I recommend that you should pack everything you need into a backpack and then go into your back yard and set up as if you were on the mountaintop. Now write down the stuff you forgot. Make a checklist for packing so that next time you’ll have everything.
[quote=“G8ADD, post:15, topic:9251, full:true”]
3) press button “A” repeatedly until the bottom left indication is SWR.
The S-meter scale will now indicate SWR on transmit. The idea is to get as small an indication as possible, preferably nothing showing at all on transmit. It is best to set the mode to FM to get the carrier that would be missing on USB/LSB otherwise you transmit SSB voice and get a flickering response for SWR which is not easy to work with. With this setting of the 857 you now adjust the antenna to get minimum SWR indication, then go back to the transmit mode that you want to operate in. FWIW, the procedure is the same for the FT-897 and 817.[/quote]
Excellent writeup, Brian. The only thing I would add is that I prefer to use AM mode instead of FM (initially in the case of a manual antenna tuner or tuning an antenna by hand, or exclusively in the case of an automatic tuner). On FM, these radios generate a carrier at the full power setting currently selected. On AM, the transmitted carrier level is approximately 1/4 of the power setting. This is safer for the final transistors than dumping maximum power into an unknown match. It is also better for batteries; many would be shocked by how high the DC input current can spike during a tuning cycle.

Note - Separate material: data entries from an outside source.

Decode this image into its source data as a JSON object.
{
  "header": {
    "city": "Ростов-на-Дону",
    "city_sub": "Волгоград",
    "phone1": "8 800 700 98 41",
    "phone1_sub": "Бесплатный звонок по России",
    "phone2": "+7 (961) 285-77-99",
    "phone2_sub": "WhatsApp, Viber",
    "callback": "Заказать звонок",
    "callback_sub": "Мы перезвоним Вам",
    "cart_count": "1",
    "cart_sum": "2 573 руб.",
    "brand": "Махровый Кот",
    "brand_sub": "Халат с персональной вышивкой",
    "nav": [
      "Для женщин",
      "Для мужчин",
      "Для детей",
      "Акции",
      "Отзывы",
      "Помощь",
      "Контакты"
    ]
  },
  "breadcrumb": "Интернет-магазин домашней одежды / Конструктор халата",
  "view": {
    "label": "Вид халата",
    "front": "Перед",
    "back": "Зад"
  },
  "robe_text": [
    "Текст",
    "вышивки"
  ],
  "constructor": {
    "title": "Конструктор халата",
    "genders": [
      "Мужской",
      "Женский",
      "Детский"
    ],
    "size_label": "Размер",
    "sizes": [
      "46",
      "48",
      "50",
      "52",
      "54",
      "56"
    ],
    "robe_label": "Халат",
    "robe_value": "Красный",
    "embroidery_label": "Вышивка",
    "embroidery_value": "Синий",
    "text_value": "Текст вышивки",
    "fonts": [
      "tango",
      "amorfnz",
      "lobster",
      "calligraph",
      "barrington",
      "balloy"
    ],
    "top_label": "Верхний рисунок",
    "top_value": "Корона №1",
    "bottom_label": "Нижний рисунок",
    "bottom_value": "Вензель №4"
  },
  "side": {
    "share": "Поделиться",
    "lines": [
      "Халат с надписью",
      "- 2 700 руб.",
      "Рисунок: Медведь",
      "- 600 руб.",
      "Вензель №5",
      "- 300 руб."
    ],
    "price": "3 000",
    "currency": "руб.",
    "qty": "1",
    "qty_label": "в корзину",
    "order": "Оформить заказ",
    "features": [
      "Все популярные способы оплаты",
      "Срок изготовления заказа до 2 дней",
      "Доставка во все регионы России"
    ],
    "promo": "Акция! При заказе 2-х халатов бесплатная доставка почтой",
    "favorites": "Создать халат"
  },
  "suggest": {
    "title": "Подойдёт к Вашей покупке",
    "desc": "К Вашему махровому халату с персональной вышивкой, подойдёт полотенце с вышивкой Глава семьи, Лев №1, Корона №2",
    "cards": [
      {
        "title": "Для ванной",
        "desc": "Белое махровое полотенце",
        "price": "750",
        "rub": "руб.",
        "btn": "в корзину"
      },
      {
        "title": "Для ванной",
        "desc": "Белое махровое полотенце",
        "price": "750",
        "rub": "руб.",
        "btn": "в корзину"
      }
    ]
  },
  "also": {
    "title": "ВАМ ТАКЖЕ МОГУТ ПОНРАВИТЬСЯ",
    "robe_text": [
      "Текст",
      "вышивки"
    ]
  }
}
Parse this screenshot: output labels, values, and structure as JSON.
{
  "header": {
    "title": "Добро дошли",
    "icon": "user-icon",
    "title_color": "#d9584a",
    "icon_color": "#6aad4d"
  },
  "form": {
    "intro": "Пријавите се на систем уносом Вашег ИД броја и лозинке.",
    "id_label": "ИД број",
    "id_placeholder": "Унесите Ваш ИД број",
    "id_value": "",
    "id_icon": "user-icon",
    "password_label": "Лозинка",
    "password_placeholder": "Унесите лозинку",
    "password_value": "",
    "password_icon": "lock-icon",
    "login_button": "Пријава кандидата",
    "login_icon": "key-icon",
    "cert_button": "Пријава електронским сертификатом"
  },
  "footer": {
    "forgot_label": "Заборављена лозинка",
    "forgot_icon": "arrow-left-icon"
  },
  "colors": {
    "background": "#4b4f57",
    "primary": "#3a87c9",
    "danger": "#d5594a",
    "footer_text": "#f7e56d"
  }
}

If tuning a manual tuner or antenna, once a close match is found, the mode can be changed to FM (or CW; either generates the same full power carrier), and the adjustments optimized. The SWR meter apparently indicates something more like reflected power than true SWR, so the added power makes it more sensitive.
An automatic antenna tuner should be driven by as little power as possible to initiate a tune cycle, for the sake of both the tuner and the transmitter.